“We are what they grow beyond. That is the true burden of all masters.”
For those who are uninitiated, this absolute gem of a line is delivered by Jedi Master Yoda to Luke Skywalker in arguably his darkest moment of the Star Wars series. After everything Luke worked for was destroyed by his nephew, he exiles himself, marinating in his failure, cutting himself off from the Force, and allowing himself to be consumed with bitterness and doubt. It is in that moment; Luke’s time of greatest need, Yoda returns (in ghost form) to remind him that failure is an essential part of life. “The greatest teacher, failure is!” Yoda admonishes, as he reminds Luke to “pass on what he has learned.”
This scene has always tugged on my heart strings (as someone who grew up on Star Wars, how could Luke and Yoda reuniting not make one emotional?) but has taken on a new resonance in the weeks and months after I found out I was going to be a father. “We are what they grow beyond” rings in my head like an alarm as I prepare for the arrival of my daughter in December. Will she pick up my bad habits? Will she hate the things that I like? Will I be able to “pass on” our Catholic faith? What does that even look like, in 2022?
Make no mistake, my wife and I are awaiting this moment in joy, but it is still hard to not be struck by the sheer awesomeness of the responsibility of fatherhood. Not the physical day to day responsibilities of sleep schedules, changing diapers, and all-nighters, but the spiritual, existential questions: what have I learned that I should “pass on” to her? Am I ready to see what she looks like when “she grows beyond” me, as Yoda says? What happens if I fail? For six months, my mind has been dominated by a maelstrom of thoughts, doubts, concerns, hopes, and dreams. Am I ready to be what my parents were/are to me: mentors, guides, careful stewards of my development and my heart?

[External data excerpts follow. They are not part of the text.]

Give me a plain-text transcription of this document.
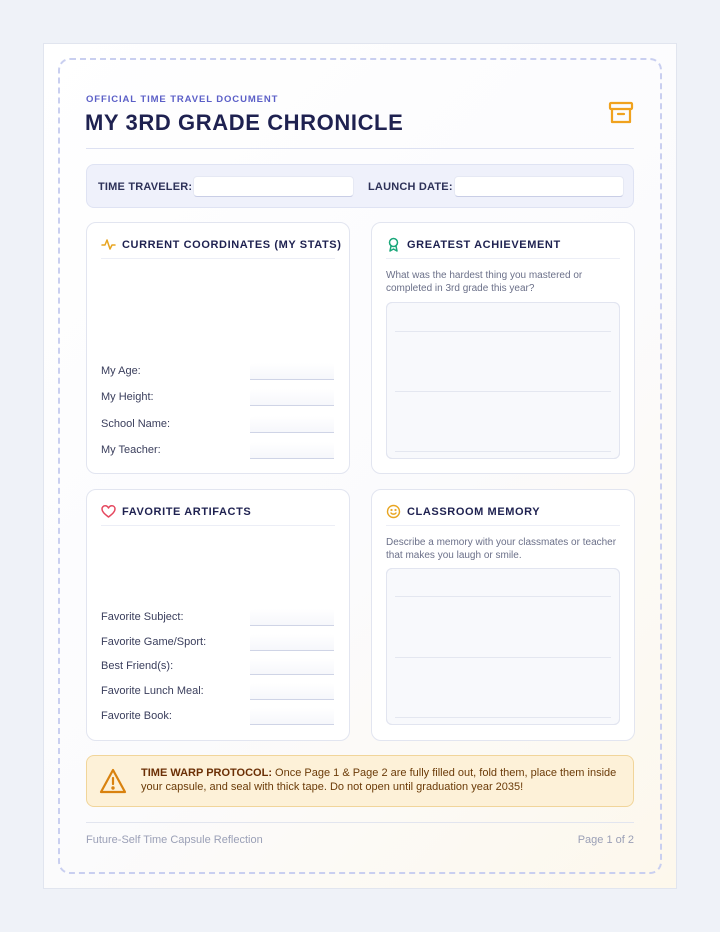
OFFICIAL TIME TRAVEL DOCUMENT
MY 3RD GRADE CHRONICLE
TIME TRAVELER:	LAUNCH DATE:
CURRENT COORDINATES (MY STATS)
My Age:
My Height:
School Name:
My Teacher:
GREATEST ACHIEVEMENT
What was the hardest thing you mastered or completed in 3rd grade this year?
FAVORITE ARTIFACTS
Favorite Subject:
Favorite Game/Sport:
Best Friend(s):
Favorite Lunch Meal:
Favorite Book:
CLASSROOM MEMORY
Describe a memory with your classmates or teacher that makes you laugh or smile.
TIME WARP PROTOCOL: Once Page 1 & Page 2 are fully filled out, fold them, place them inside your capsule, and seal with thick tape. Do not open until graduation year 2035!
Future-Self Time Capsule Reflection	Page 1 of 2
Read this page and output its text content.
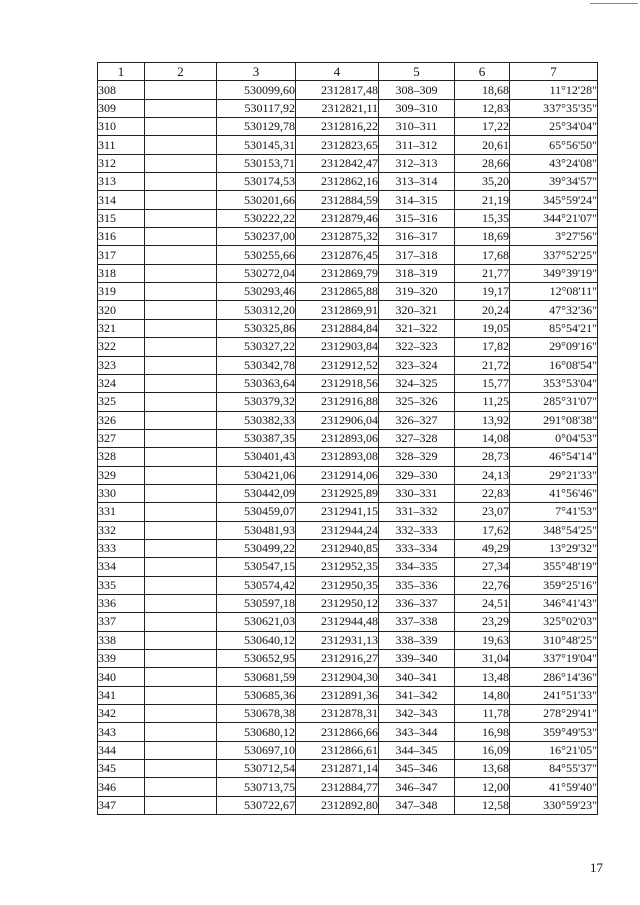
1	2	3	4	5	6	7
308		530099,60	2312817,48	308–309	18,68	11°12'28"
309		530117,92	2312821,11	309–310	12,83	337°35'35"
310		530129,78	2312816,22	310–311	17,22	25°34'04"
311		530145,31	2312823,65	311–312	20,61	65°56'50"
312		530153,71	2312842,47	312–313	28,66	43°24'08"
313		530174,53	2312862,16	313–314	35,20	39°34'57"
314		530201,66	2312884,59	314–315	21,19	345°59'24"
315		530222,22	2312879,46	315–316	15,35	344°21'07"
316		530237,00	2312875,32	316–317	18,69	3°27'56"
317		530255,66	2312876,45	317–318	17,68	337°52'25"
318		530272,04	2312869,79	318–319	21,77	349°39'19"
319		530293,46	2312865,88	319–320	19,17	12°08'11"
320		530312,20	2312869,91	320–321	20,24	47°32'36"
321		530325,86	2312884,84	321–322	19,05	85°54'21"
322		530327,22	2312903,84	322–323	17,82	29°09'16"
323		530342,78	2312912,52	323–324	21,72	16°08'54"
324		530363,64	2312918,56	324–325	15,77	353°53'04"
325		530379,32	2312916,88	325–326	11,25	285°31'07"
326		530382,33	2312906,04	326–327	13,92	291°08'38"
327		530387,35	2312893,06	327–328	14,08	0°04'53"
328		530401,43	2312893,08	328–329	28,73	46°54'14"
329		530421,06	2312914,06	329–330	24,13	29°21'33"
330		530442,09	2312925,89	330–331	22,83	41°56'46"
331		530459,07	2312941,15	331–332	23,07	7°41'53"
332		530481,93	2312944,24	332–333	17,62	348°54'25"
333		530499,22	2312940,85	333–334	49,29	13°29'32"
334		530547,15	2312952,35	334–335	27,34	355°48'19"
335		530574,42	2312950,35	335–336	22,76	359°25'16"
336		530597,18	2312950,12	336–337	24,51	346°41'43"
337		530621,03	2312944,48	337–338	23,29	325°02'03"
338		530640,12	2312931,13	338–339	19,63	310°48'25"
339		530652,95	2312916,27	339–340	31,04	337°19'04"
340		530681,59	2312904,30	340–341	13,48	286°14'36"
341		530685,36	2312891,36	341–342	14,80	241°51'33"
342		530678,38	2312878,31	342–343	11,78	278°29'41"
343		530680,12	2312866,66	343–344	16,98	359°49'53"
344		530697,10	2312866,61	344–345	16,09	16°21'05"
345		530712,54	2312871,14	345–346	13,68	84°55'37"
346		530713,75	2312884,77	346–347	12,00	41°59'40"
347		530722,67	2312892,80	347–348	12,58	330°59'23"
17
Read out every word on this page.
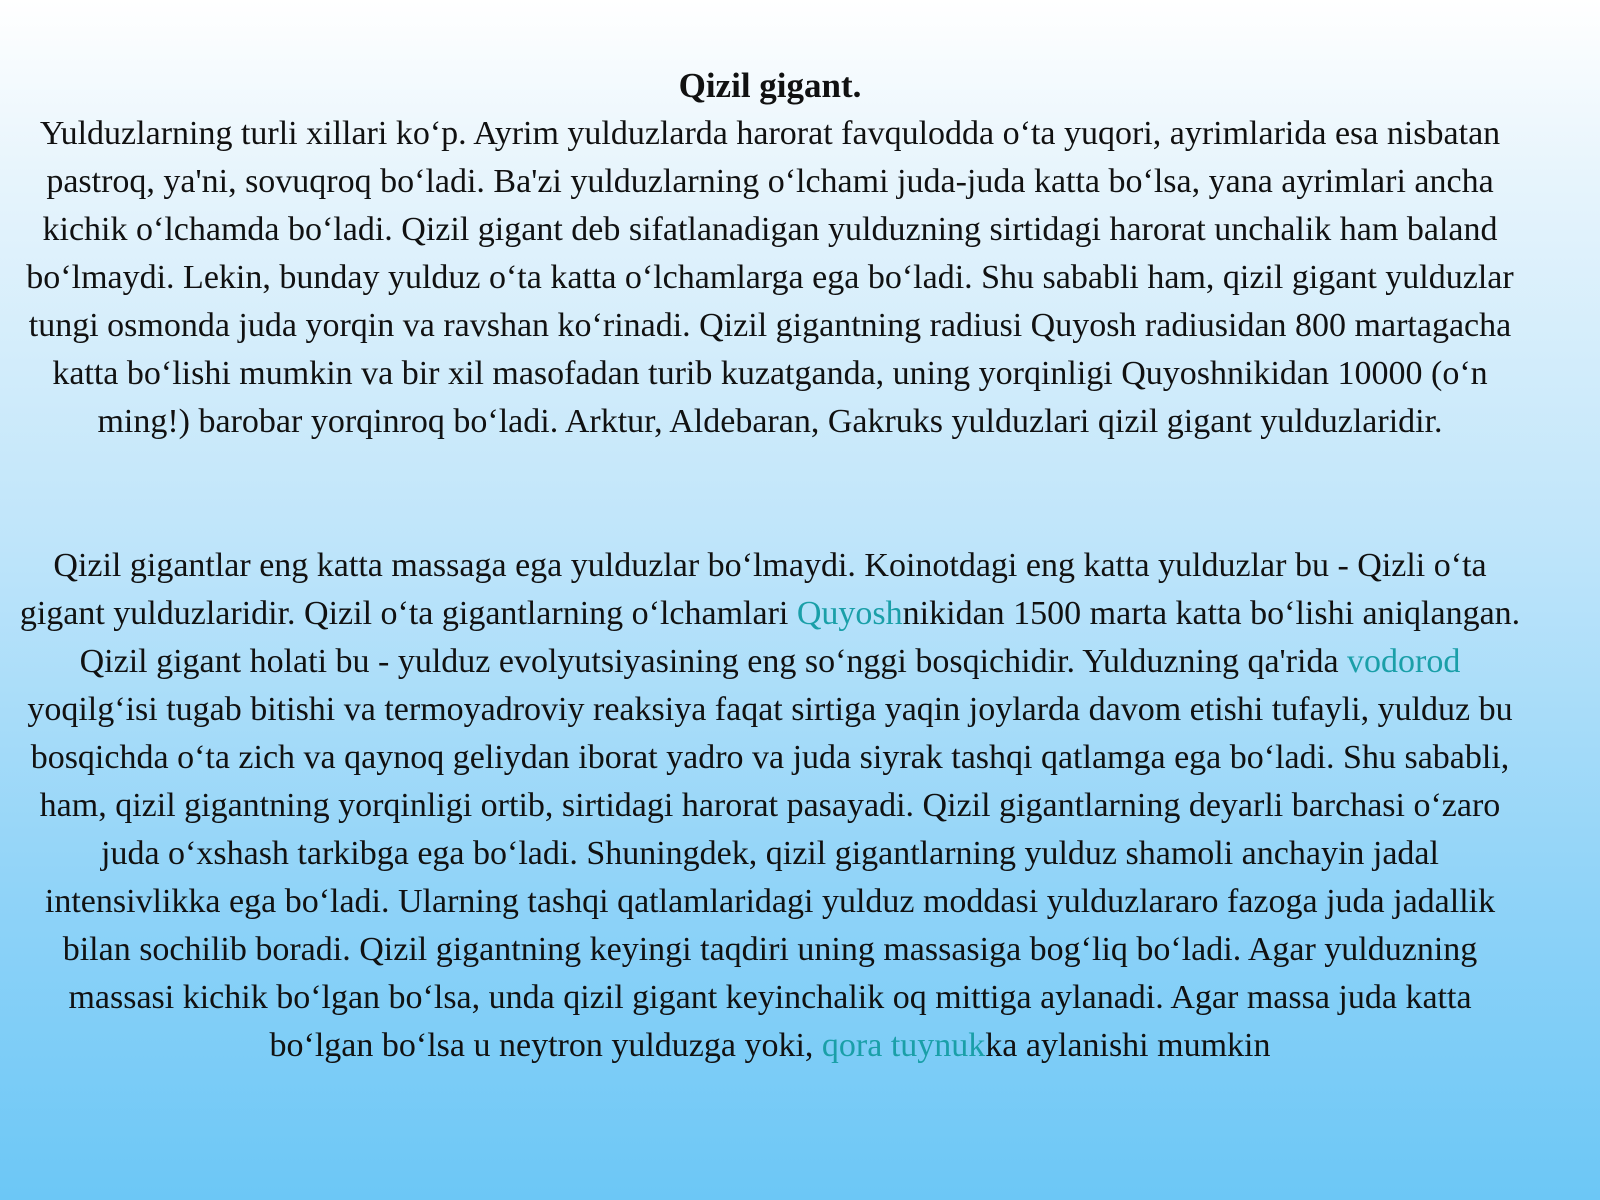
Qizil gigant.

Yulduzlarning turli xillari ko‘p. Ayrim yulduzlarda harorat favqulodda o‘ta yuqori, ayrimlarida esa nisbatan pastroq, ya'ni, sovuqroq bo‘ladi. Ba'zi yulduzlarning o‘lchami juda-juda katta bo‘lsa, yana ayrimlari ancha kichik o‘lchamda bo‘ladi. Qizil gigant deb sifatlanadigan yulduzning sirtidagi harorat unchalik ham baland bo‘lmaydi. Lekin, bunday yulduz o‘ta katta o‘lchamlarga ega bo‘ladi. Shu sababli ham, qizil gigant yulduzlar tungi osmonda juda yorqin va ravshan ko‘rinadi. Qizil gigantning radiusi Quyosh radiusidan 800 martagacha katta bo‘lishi mumkin va bir xil masofadan turib kuzatganda, uning yorqinligi Quyoshnikidan 10000 (o‘n ming!) barobar yorqinroq bo‘ladi. Arktur, Aldebaran, Gakruks yulduzlari qizil gigant yulduzlaridir.

Qizil gigantlar eng katta massaga ega yulduzlar bo‘lmaydi. Koinotdagi eng katta yulduzlar bu - Qizli o‘ta gigant yulduzlaridir. Qizil o‘ta gigantlarning o‘lchamlari Quyoshnikidan 1500 marta katta bo‘lishi aniqlangan. Qizil gigant holati bu - yulduz evolyutsiyasining eng so‘nggi bosqichidir. Yulduzning qa'rida vodorod yoqilg‘isi tugab bitishi va termoyadroviy reaksiya faqat sirtiga yaqin joylarda davom etishi tufayli, yulduz bu bosqichda o‘ta zich va qaynoq geliydan iborat yadro va juda siyrak tashqi qatlamga ega bo‘ladi. Shu sababli, ham, qizil gigantning yorqinligi ortib, sirtidagi harorat pasayadi. Qizil gigantlarning deyarli barchasi o‘zaro juda o‘xshash tarkibga ega bo‘ladi. Shuningdek, qizil gigantlarning yulduz shamoli anchayin jadal intensivlikka ega bo‘ladi. Ularning tashqi qatlamlaridagi yulduz moddasi yulduzlararo fazoga juda jadallik bilan sochilib boradi. Qizil gigantning keyingi taqdiri uning massasiga bog‘liq bo‘ladi. Agar yulduzning massasi kichik bo‘lgan bo‘lsa, unda qizil gigant keyinchalik oq mittiga aylanadi. Agar massa juda katta bo‘lgan bo‘lsa u neytron yulduzga yoki, qora tuynukka aylanishi mumkin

Since I didn’t have the ghost of Jedi Master Yoda to walk me through all of this. I turned to great the mentors of my life, some of whom I have come to know and love because of my work at the Diocese of Bridgeport. As they walked with me through what life was going to look like after the baby was born, I was shocked when God began to place a particular feeling on my heart in relation to my job, which I have loved: “It is time to move on, you are needed elsewhere.”
I guess this is my long-winded way of saying that, after eight wonderful years here at the Diocese of Bridgeport, (and a lengthy discernment) I am moving on to another job.
When I was hired as “Social Media Leader” by Bishop Frank at the age of 22, my world looked very different. I was still living at my parent’s house in Stamford (I am a native son of the Diocese!), I was single, fresh out of college, with very little work experience. Bishop Frank was new to the Diocese, having just convened the Synod of 2014, and knew that to reach more of the faithful, the Diocese needed to modernize its communications. Confident though I was, I remember sharing with him my greatest fear: failure, and I will never forget what he said:
“Failure isn’t making a typo or posting the wrong size picture. Failure is not sharing the good news of Jesus Christ.”
I am so proud of what we have been able to accomplish together at the Diocese: from bringing 300 young adults to Poland in 2016 for World Youth Day, to using digital media as a means of communicating to the diocese in an open, accountable, and fully transparent way on issues of sexual abuse, to broadcasting Mass live from an empty Cathedral during Triduum 2020 to tens of thousands of people. None of it would be possible without the trust, guidance, and mentorship of Bishop Frank, Brian (my boss) and others throughout the Curia. Nor would it have been possible without you – the thousands of people every day that trusted me enough to share with you the good news of the Diocese. Thank you for your likes, comments, shares, (and criticisms) – I hope I served you well.
As I move on to a new challenge, I have spent time reflecting on the great mentors I have had throughout this journey. They have seen me graduate with my Masters, travel the world for the first time, meet my wife, buy a house, navigate a pandemic, and prepare for the birth of a child. And again, I return to the quote from Yoda: We are what they grow beyond. That is the true burden of all masters. And far be it from me to ever correct the Jedi Master himself, but I would offer a mentee’s response:
We are who you help us become. That is the joy of all students.
Thank you to all who, in these past eight years, helped me grow as a coworker, a man, a disciple, and as a witness to the Gospel. Thank you for giving me the space to fail and to learn. It has been the honor of a lifetime to work and to serve the Diocese that I grew up in, and the Diocese that I love.
Director of Digital Media
Editor’s Note: John will be taking a job at FADICA (Foundations and Donors Interested in Catholic Activities) as their Associate Director of Communications. Since the job is remote, he will remain in Milford with his wife and dog as they expect their first child, a daughter.